LO SCENARIO CULTURALE
Sul piano culturale emergono nuove correnti: il positivismo cede il passo a filosofie irrazionaliste (Nietzsche, Bergson). In campo scientifico si affermano la teoria della relatività di Einstein (1905) e la psicoanalisi di Freud. Il suffragio universale maschile si diffonde progressivamente; le suffragette lottano per il voto femminile, ottenuto in Inghilterra nel 1918 e in Italia solo nel 1946.
L'ETÀ GIOLITTIANA (1903-1914)
Giovanni Giolitti domina la politica italiana per oltre un decennio. I tratti principali della sua azione politica sono i seguenti.
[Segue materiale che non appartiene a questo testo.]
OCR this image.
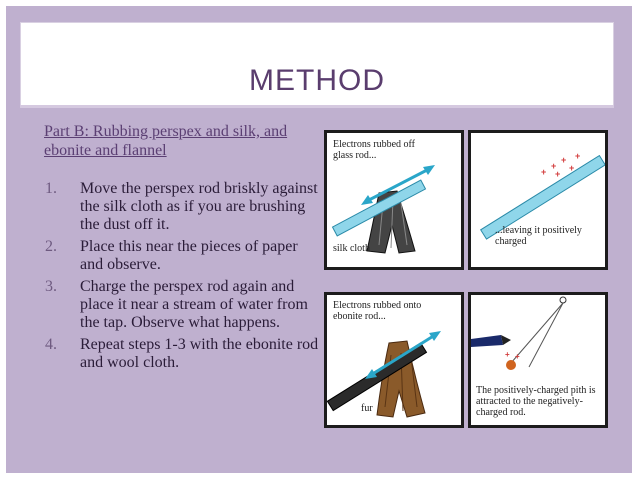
METHOD
Part B: Rubbing perspex and silk, and ebonite and flannel
1. Move the perspex rod briskly against the silk cloth as if you are brushing the dust off it.
2. Place this near the pieces of paper and observe.
3. Charge the perspex rod again and place it near a stream of water from the tap. Observe what happens.
4. Repeat steps 1-3 with the ebonite rod and wool cloth.
Electrons rubbed off glass rod...
silk cloth
+
+
+
+
+
+
...leaving it positively charged
Electrons rubbed onto ebonite rod...
fur
+ +
The positively-charged pith is attracted to the negatively-charged rod.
Riforme sociali: istituzione della Cassa Nazionale per l'invalidità e la vecchiaia; tutela del lavoro di donne e minori (età minima 12 anni); aumento dei salari operai nel Nord.
Politica economica: crescita della siderurgia e dell'industria elettrica; nascita di FIAT (1899), Alfa Romeo e Lancia; il triangolo industriale Milano-Torino-Genova diventa il motore dello sviluppo.
Suffragio universale maschile: introdotto nel 1912 con il Patto Gentiloni, che apre il voto a tutti i maschi sopra i 30 anni (o 21 se alfabetizzati o con servizio militare).
Questione meridionale: Giolitti è accusato da Gaetano Salvemini di essere il "ministro della malavita" per il clientelismo nel Mezzogiorno.
Politica estera: guerra di Libia contro l'Impero Ottomano (1911-1912); conquista della Tripolitania e della Cirenaica; trattato di Losanna (1912).
DATE CHIAVE: 1899 fondazione FIAT — 1903 inizio era Giolitti — 1906 nascita CGL — 1911-1912 guerra di Libia — 1912 suffragio universale maschile.